Aired in January 2016, the pilot season of three episodes was based on Masters’ blog posts, which primarily focused on the transformation of Southern California’s physical landscape. The season educated viewers on the relationship between the natural environment and the city, the lifestyle of the people living near the Elysian Hills and the topographic comparison of the historic and modern Los Angeles.

“The history of Southern California is complicated, mysterious and fascinating, and all we need to do to understand that is to drift into the archives that illustrate the history of this region,” said Bill Deverell, Lost LA’s historical advisor. “Various aspects of diversity and demography are a long and old story to our region, so this show reminds us of that historical continuity.”

KCET and USC Libraries took a new approach on how to produce and present the show for Season 2. Rather than creating episodes based on blog posts like the previous season, they instead decided to tell a narrative epic starting from before the Spanish colonization in 1769 to the events happening today, particularly in the San Gabriel Valley.

“What we want to do with this season is to recenter the telling of L.A. history,” Masters said. “California history is often told at the end of this triumph march westward, from the Atlantic coast to the Pacific. In a way, it makes sense to fold L.A. history into American history because we’re politically a part of the United States.”

However, Masters emphasizes the different cultural and economic ties of the region which he says are largely ignored in popular history.

“Culturally and economically, we’re a part of Latin America and the Pacific Rim too … and those historical ties go back centuries,” Masters said. “We wanted to highlight those this season.”

To present its history, Lost LA utilizes photos that start off as negatives or prints, which eventually get scanned and digitized by the USC Digital Imaging Lab.

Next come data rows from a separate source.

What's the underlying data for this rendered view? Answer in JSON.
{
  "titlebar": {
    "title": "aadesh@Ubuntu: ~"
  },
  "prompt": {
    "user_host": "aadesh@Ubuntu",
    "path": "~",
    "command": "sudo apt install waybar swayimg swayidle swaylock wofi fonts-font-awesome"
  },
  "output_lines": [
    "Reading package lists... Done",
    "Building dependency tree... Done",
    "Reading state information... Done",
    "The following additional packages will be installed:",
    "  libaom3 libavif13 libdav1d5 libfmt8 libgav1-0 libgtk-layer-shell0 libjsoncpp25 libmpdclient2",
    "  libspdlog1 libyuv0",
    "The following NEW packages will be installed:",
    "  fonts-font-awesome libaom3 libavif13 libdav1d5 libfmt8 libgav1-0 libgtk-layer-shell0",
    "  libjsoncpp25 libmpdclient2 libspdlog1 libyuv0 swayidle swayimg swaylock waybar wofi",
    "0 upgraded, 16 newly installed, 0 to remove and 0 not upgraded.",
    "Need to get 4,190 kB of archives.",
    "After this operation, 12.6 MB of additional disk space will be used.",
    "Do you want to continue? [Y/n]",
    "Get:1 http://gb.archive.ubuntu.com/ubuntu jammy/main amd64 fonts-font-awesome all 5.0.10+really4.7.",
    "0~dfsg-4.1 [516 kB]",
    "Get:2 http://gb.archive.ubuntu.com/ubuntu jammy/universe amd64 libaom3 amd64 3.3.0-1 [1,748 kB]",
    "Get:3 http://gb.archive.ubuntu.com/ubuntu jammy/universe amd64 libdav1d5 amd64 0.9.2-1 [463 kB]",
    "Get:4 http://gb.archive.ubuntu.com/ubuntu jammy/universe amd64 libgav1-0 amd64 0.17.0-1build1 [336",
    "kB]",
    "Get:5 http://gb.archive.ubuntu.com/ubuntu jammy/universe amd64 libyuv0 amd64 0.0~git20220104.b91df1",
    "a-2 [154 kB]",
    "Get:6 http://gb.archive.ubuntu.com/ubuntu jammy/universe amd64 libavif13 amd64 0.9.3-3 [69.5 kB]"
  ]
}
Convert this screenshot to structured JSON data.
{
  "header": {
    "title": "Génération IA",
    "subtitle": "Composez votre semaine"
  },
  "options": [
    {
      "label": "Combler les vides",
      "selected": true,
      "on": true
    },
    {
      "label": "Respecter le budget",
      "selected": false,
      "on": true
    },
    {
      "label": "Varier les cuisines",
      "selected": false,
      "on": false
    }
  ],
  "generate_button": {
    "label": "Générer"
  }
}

Throughout the series, Lost LA has used a variety of visual materials with photographs, illustrations, paintings and maps from USC Libraries.

These collections contain more than a million photographs of the the physical transformations of Los Angeles, taken for commercial use by private companies, or by newspaper companies within the city.

In addition to the archives at USC, Lost LA has also used resources from county public libraries, UCLA and the Huntington Library.

“We want Southern Californians to watch this and and come away with a deeper sense of place,” Masters said. “We want them to understand Los Angeles and the region better and they can do that by having knowledge of our history. We can better understand where we’re headed in the future if we know where we’ve come from.”